In contrast to these walls, we have historically important governmental walls that archeologists and historians also study and write about.  These walls have the exact opposite connotation. They are symbolic of isolation and decline — they are supposedly a last-ditch effort to “save” a civilization from the marauding horde of savage people. In reality they have never worked and only contribute to the decline of various empires because of cost and the resulting isolation. This is the type of wall that President Donald Trump wants to build.

The first historic wall was the Great Wall of China. Spanning more than five thousand miles from east to west in northern China, the Great Wall is one of the most marvelous structures of early human civilization. It is often taught that the wall was built to prevent the invasion of Mongol hordes, but the actual purpose was to prevent immigration and trade and to help consolidate the Chinese Empire.
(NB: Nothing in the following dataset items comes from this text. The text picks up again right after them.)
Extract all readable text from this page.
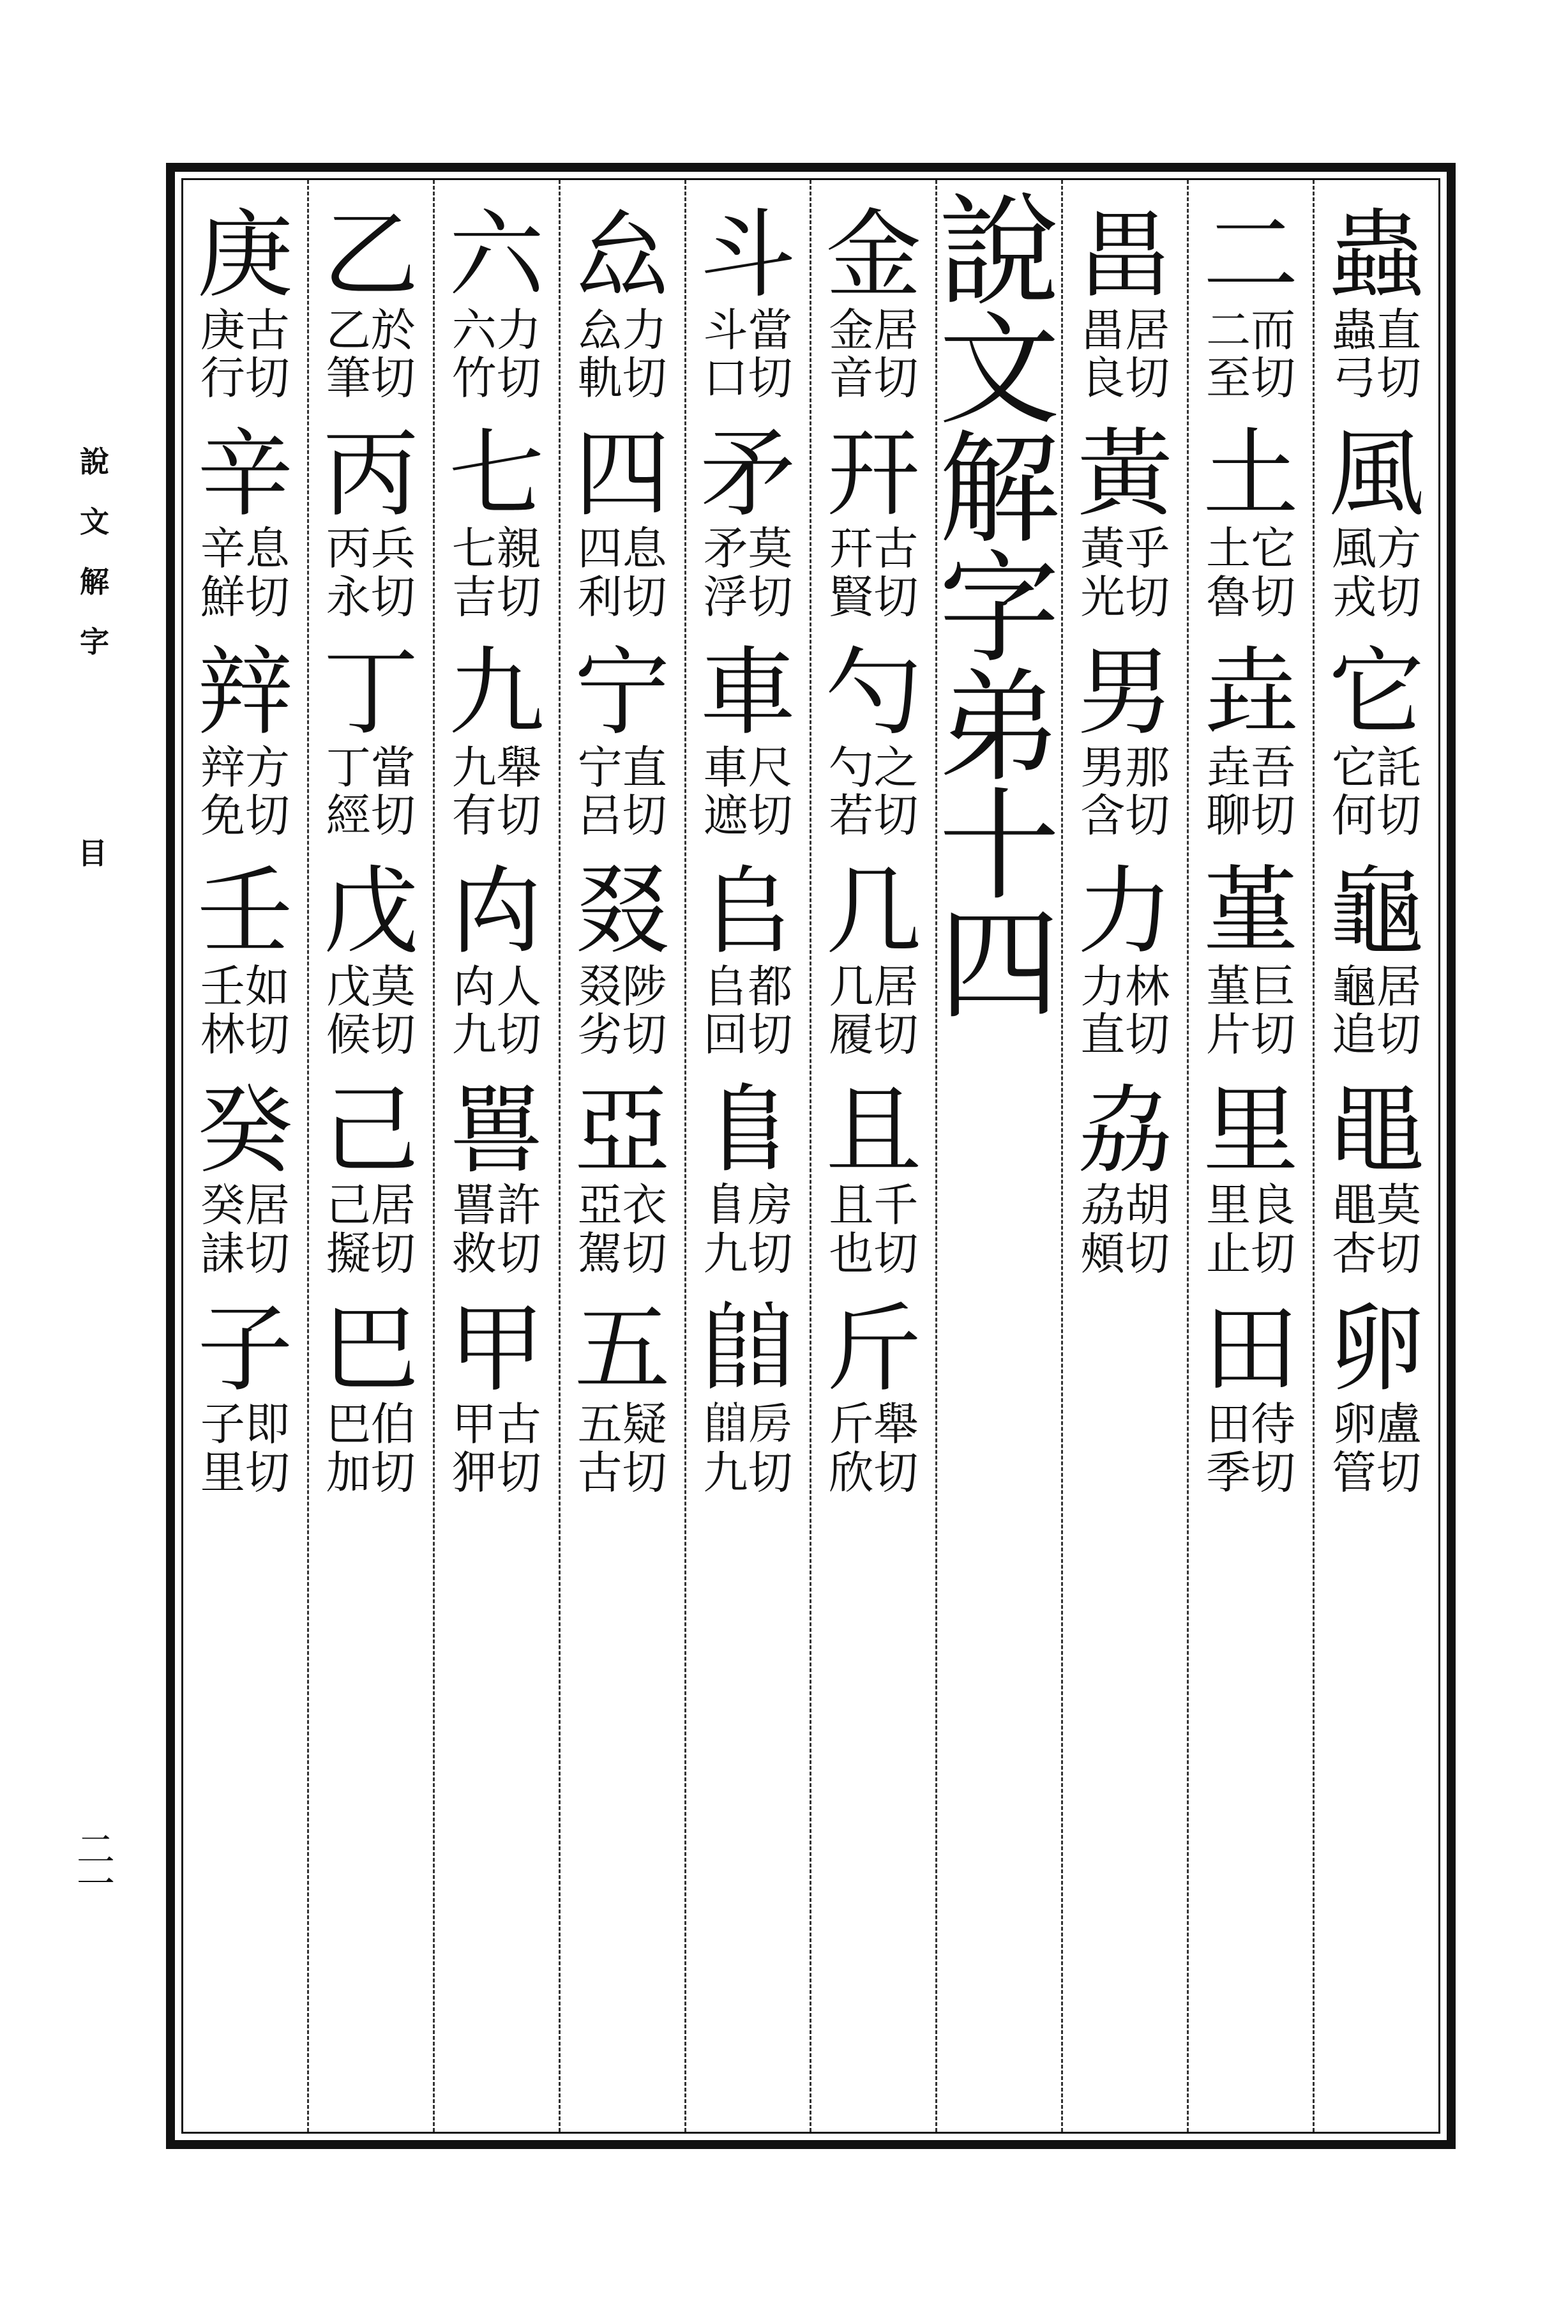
說
文
解
字
目
二
一
蟲
蟲直
弓切
風
風方
戎切
它
它託
何切
龜
龜居
追切
黽
黽莫
杏切
卵
卵盧
管切
二
二而
至切
土
土它
魯切
垚
垚吾
聊切
堇
堇巨
片切
里
里良
止切
田
田待
季切
畕
畕居
良切
黃
黃乎
光切
男
男那
含切
力
力林
直切
劦
劦胡
頰切
說
文
解
字
弟
十
四
金
金居
音切
幵
幵古
賢切
勺
勺之
若切
几
几居
履切
且
且千
也切
斤
斤舉
欣切
斗
斗當
口切
矛
矛莫
浮切
車
車尺
遮切
𠂤
𠂤都
回切
𨸏
𨸏房
九切
𨺅
𨺅房
九切
厽
厽力
軌切
四
四息
利切
宁
宁直
呂切
叕
叕陟
劣切
亞
亞衣
駕切
五
五疑
古切
六
六力
竹切
七
七親
吉切
九
九舉
有切
禸
禸人
九切
嘼
嘼許
救切
甲
甲古
狎切
乙
乙於
筆切
丙
丙兵
永切
丁
丁當
經切
戊
戊莫
候切
己
己居
擬切
巴
巴伯
加切
庚
庚古
行切
辛
辛息
鮮切
辡
辡方
免切
壬
壬如
林切
癸
癸居
誄切
子
子即
里切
Eventually there were invasions and wars, but they were more about pent up demand for immigration and trade then they were about territorial expansion.

The second historical wall is Hadrian’s Wall. This wall was built across northern England by the late Roman Emperor Hadrian shortly after he came to power in 117 AD. We typically learn that the wall was built by Hadrian to prevent invasion by various barbarous tribes to the north.  We do know that Hadrian built the wall because of his policy of defense and consolidation, rather than continual expansion so his wall marks a historical turning point towards the demise of Rome. There were already various rebellions in the Empire, including England and this new policy was designed for dealing with this new reality of decline.

There are various theories why the wall was built, including the prevention of invasion, but some scholars are dubious that preventing invasion was a cost-effective priority. More likely, the reason for the wall was to regulate immigration, to prevent smuggling and cattle theft, and to collect custom fees on trade. Therefore, the wall provided the Roman legion in northern England with something to do and also a means of generating government revenue to feed and fund the troops.

The third historical wall in the Berlin Wall and the Iron Curtain. At the end of World War II Germany and Berlin remained divided into zones of control by the Soviet Union, Briton, France, and the United States. The three allied zones were consolidated into West Germany and West Berlin while the Soviet zones became East Germany and East Berlin. The problem with this arrangement was that while all of Germany was devastated by WWII, West Germany would soon become one of the fastest growing economies of the world, thanks in no small part to the policies of the liberal economist Ludwig Erhard, a friend of Ludwig von Mises. He eliminated price controls, deregulated the economy and enacted effective monetary reform. Meanwhile in East Germany the economies of the Soviet zones quickly fell behind.

As a consequence of the diverging economic performance, Germans from the eastern zones began migrating to the western zone for jobs, opportunity and freedom.  This migration was intolerable to the communists as the most visible sign of the failures of socialism and the successes of free market capitalism. In response East Germany began to build the Berlin Wall and the Soviet controlled states began constructing the Iron Curtain to prevent migration of eastern Europeans into western Europe. These barriers were fairly successful in preventing migration and many people were shot and killed trying to escape Communism for life in capitalist Europe.  Then in 1989 the German people— East and West —tore down the war and signaling the failure of communism.

I know that most people do not really care about the practicalities of a  wall, some may be wondering why the Congress doesn’t just give him the funds and so they can get on with the holidays without all the drama of a government shutdown. The proper view of government walls argues against such apathy and, more importantly it should wake us up to the larger picture that the United States is a modern empire. We need to all think about what can be done to prevent us from making the same mistakes as China, Rome, and the Soviet Union.